Henry Nicholson Ellacombe, the son (1822-1916), was at Bitton for sixty-eight years. The vicarage garden lying in a warm and sheltered spot between Bath and Bristol, on a limy soil, had within half an acre probably a greater variety of plants than had ever been grown under similar conditions elsewhere. Ellacombe did not claim to be a botanist, yet he was a valued correspondent of Kew. Twenty plates in The Botanical Magazine were drawn from his plants. His taste was catholic. His love for a common plant such as the snowdrop and all connected with it was, if anything, more deeply felt than his interest in the other, often extremely rare, species and varieties which he so skilfully cultivated. The associations of a plant often meant as much to him as the plant itself; the many subjects upon which he wrote learnedly and gracefully included the flowers, plants, and plant lore to be found in the works of Chaucer, Gower, Shakespeare, and Milton. He would write with equal insight on his garden under snow, or the wild flowers that he saw on a foreign holiday – or even a subject so recondite as plant names from animals. His two small books of essays – In a Gloucestershire Garden (1895) and In My Vicarage Garden and Elsewhere (1902 ) – were early examples in style and manner of a handful of similar books by other authors which are among the best things in gardening literature.* [*Predecessors were Forbes Watson, Flowers and Gardens: Notes on Plant Beauty by a Medical Man (1872); Henry A. Bright, A year in a Lancashire Garden (1879). Successors were Rose Kingsley, Eversley Garden and Others (1907); Sir Herbert Maxwell, Flowers: A Garden Notebook (1923); Sir Arthur Hort, The Unconventional Garden (1928) and Garden Variety (1935); and ‘Jason Hill’ (Dr. F. A. Hampton), The Curious Gardener 1932) and The Contemplative Gardener (1940).] He was, too, a man of most liberal mind – he did much for education in his district, and, aided only by his parishioners, restored Bitton church – and liberal nature: ‘if generosity in the giving of fine plants be the test of a good gardener, then Henry Nicholson Ellacombe was a prince among them’.

Another parson particularly concerned with Robinson, again a man coming from the Loudonian era, was the Rev. Samuel Reynolds Hole (1819-1904). He was born at Caunton Manor, near Newark. There he was curate, vicar, and squire. After being Canon of Lincoln he became Dean of Rochester in 1887. In all these places his garden and his encouragement of gardening were famous. His enthusiasm was great, ‘alike in the palace or the bothy, the same genial smile, the same ready wit were manifest’. This cheerfulness and vigour had much to do with bringing the National Rose Society into being – and is exuded by his many writings. Though he was closely concerned with The Garden, and wrote much for it on many subjects, it was as the author of A Book About Roses (1869), which went through many editions, that he was best known. This book appealed even to the non-expert and well exemplified the views he expressed when an ‘octogeranium’ (he seems to have invented this word): ‘I welcome the sentimental, the poetical in our works upon gardens – I even venture to plead for a few glimpses of humour.’ Unlike many subsequent authors, Dean Hole combined these with a profound knowledge.

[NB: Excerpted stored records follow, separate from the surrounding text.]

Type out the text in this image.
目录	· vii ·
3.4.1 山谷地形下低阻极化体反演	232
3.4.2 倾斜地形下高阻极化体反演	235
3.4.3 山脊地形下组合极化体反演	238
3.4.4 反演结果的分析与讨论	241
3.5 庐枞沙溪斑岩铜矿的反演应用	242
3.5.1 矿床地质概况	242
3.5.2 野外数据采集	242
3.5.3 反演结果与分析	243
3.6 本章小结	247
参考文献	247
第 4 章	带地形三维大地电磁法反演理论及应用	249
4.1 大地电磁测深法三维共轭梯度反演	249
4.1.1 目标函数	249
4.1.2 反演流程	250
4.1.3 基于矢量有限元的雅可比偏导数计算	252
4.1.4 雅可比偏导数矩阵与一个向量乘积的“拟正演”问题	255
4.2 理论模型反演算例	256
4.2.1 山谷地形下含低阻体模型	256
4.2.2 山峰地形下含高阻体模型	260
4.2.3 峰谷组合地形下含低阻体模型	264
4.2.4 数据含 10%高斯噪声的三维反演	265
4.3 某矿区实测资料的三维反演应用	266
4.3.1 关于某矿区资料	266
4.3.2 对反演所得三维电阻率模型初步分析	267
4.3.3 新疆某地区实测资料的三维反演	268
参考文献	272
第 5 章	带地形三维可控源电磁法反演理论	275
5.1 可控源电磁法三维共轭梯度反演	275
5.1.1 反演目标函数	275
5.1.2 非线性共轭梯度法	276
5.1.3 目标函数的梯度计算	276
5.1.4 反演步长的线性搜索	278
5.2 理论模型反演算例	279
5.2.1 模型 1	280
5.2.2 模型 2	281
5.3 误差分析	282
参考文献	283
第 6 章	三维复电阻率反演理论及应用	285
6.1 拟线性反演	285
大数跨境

In 1904 also the rose world lost another ‘genial cleric’, the Rev. R. A. Foster-MeIliar, of Sproughton Rectory, near Ipswich. The Book of the Rose, first issued in 1894, became another standard work.

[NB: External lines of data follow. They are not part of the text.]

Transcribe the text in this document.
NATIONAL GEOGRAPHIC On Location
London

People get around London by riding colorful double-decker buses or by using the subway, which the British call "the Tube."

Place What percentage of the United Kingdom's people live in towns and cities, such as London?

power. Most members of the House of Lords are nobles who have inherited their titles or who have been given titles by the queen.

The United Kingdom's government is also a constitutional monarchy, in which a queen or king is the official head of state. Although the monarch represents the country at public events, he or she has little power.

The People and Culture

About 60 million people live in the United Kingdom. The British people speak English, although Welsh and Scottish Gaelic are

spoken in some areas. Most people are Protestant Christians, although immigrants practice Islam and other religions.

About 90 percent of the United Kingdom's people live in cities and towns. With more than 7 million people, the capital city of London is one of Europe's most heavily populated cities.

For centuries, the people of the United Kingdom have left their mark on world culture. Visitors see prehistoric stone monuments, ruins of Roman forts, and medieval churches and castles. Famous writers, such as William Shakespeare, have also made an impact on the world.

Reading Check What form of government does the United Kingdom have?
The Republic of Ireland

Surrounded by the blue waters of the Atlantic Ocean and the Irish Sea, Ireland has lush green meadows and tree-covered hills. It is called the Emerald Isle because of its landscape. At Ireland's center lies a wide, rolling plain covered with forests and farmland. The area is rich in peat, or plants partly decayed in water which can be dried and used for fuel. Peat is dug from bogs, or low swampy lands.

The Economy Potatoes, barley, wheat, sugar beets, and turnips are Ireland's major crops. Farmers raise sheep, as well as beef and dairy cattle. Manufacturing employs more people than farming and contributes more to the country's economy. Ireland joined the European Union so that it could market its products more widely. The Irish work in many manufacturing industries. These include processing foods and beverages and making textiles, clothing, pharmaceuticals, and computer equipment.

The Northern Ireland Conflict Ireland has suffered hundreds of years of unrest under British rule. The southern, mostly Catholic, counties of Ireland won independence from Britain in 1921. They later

In 1908 came Roses, Their History, Development and Cultivation by the Rev. J. H. Pemberton (d. 1926), another influential book. Pemberton was one of the few parsons who bred roses with success. He worked with Rosa moschatus: ‘Danae’, ‘Penelope’, ‘Thisbe’, and ‘Moonlight’ are still to be found scenting some gardens, if not those of the multitude.

The modem successful kinds of roses were, in fact, all raised by continental professionals. The Pernet (or Pernetiana) roses were patiently bred by the French raiser Pernet-Ducher of Lyons, who, worked from 1883 to produce deep yellow roses, the first of which was distributed in 1900 – its colour was subsequently incorporated in the Hybrid Teas. The modem Poly-pompon (Polyantha or Floribunda) roses were also bred in Lyons, following the work of Jean Sisley, whose ‘Mignonette’ (1881) is their chief ancestor. The third popular modem group made a sensational appearance in 1924, raised by Svend Poulsen in Denmark.

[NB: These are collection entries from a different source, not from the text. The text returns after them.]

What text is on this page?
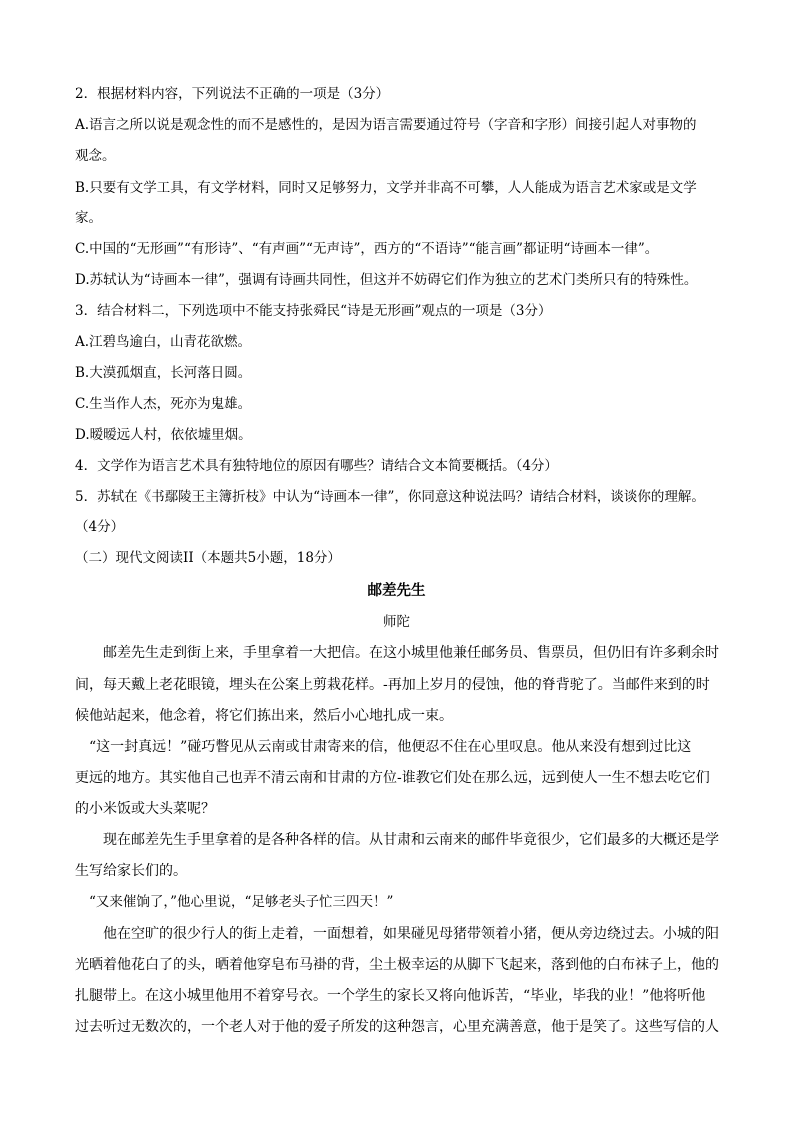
2．根据材料内容，下列说法不正确的一项是（3分）
A.语言之所以说是观念性的而不是感性的，是因为语言需要通过符号（字音和字形）间接引起人对事物的
观念。
B.只要有文学工具，有文学材料，同时又足够努力，文学并非高不可攀，人人能成为语言艺术家或是文学
家。
C.中国的“无形画”“有形诗”、“有声画”“无声诗”，西方的“不语诗”“能言画”都证明“诗画本一律”。
D.苏轼认为“诗画本一律”，强调有诗画共同性，但这并不妨碍它们作为独立的艺术门类所只有的特殊性。
3．结合材料二，下列选项中不能支持张舜民“诗是无形画”观点的一项是（3分）
A.江碧鸟逾白，山青花欲燃。
B.大漠孤烟直，长河落日圆。
C.生当作人杰，死亦为鬼雄。
D.暧暧远人村，依依墟里烟。
4．文学作为语言艺术具有独特地位的原因有哪些？请结合文本简要概括。（4分）
5．苏轼在《书鄢陵王主簿折枝》中认为“诗画本一律”，你同意这种说法吗？请结合材料，谈谈你的理解。
（4分）
（二）现代文阅读II（本题共5小题，18分）
邮差先生
师陀
邮差先生走到街上来，手里拿着一大把信。在这小城里他兼任邮务员、售票员，但仍旧有许多剩余时
间，每天戴上老花眼镜，埋头在公案上剪栽花样。-再加上岁月的侵蚀，他的脊背驼了。当邮件来到的时
候他站起来，他念着，将它们拣出来，然后小心地扎成一束。
“这一封真远！”碰巧瞥见从云南或甘肃寄来的信，他便忍不住在心里叹息。他从来没有想到过比这
更远的地方。其实他自己也弄不清云南和甘肃的方位-谁教它们处在那么远，远到使人一生不想去吃它们
的小米饭或大头菜呢？
现在邮差先生手里拿着的是各种各样的信。从甘肃和云南来的邮件毕竟很少，它们最多的大概还是学
生写给家长们的。
“又来催饷了，”他心里说，“足够老头子忙三四天！”
他在空旷的很少行人的街上走着，一面想着，如果碰见母猪带领着小猪，便从旁边绕过去。小城的阳
光晒着他花白了的头，晒着他穿皂布马褂的背，尘土极幸运的从脚下飞起来，落到他的白布袜子上，他的
扎腿带上。在这小城里他用不着穿号衣。一个学生的家长又将向他诉苦，“毕业，毕我的业！”他将听他
过去听过无数次的，一个老人对于他的爱子所发的这种怨言，心里充满善意，他于是笑了。这些写信的人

Roses bring one of the most remarkable of the many famous women gardeners into our story, Miss Ellen Ann Willmott (1860-1934).

Ambitious, proud and beautiful, it is still not possible to write so as to do justice to her complex personality. She was a woman of wealth and of many gardens, by turns munificent and mean. Her skill as a cultivator – and something of her vanity – is witnessed by the great number of plants that have been named after her. She was a capricious and implacable enemy, and a loyal friend.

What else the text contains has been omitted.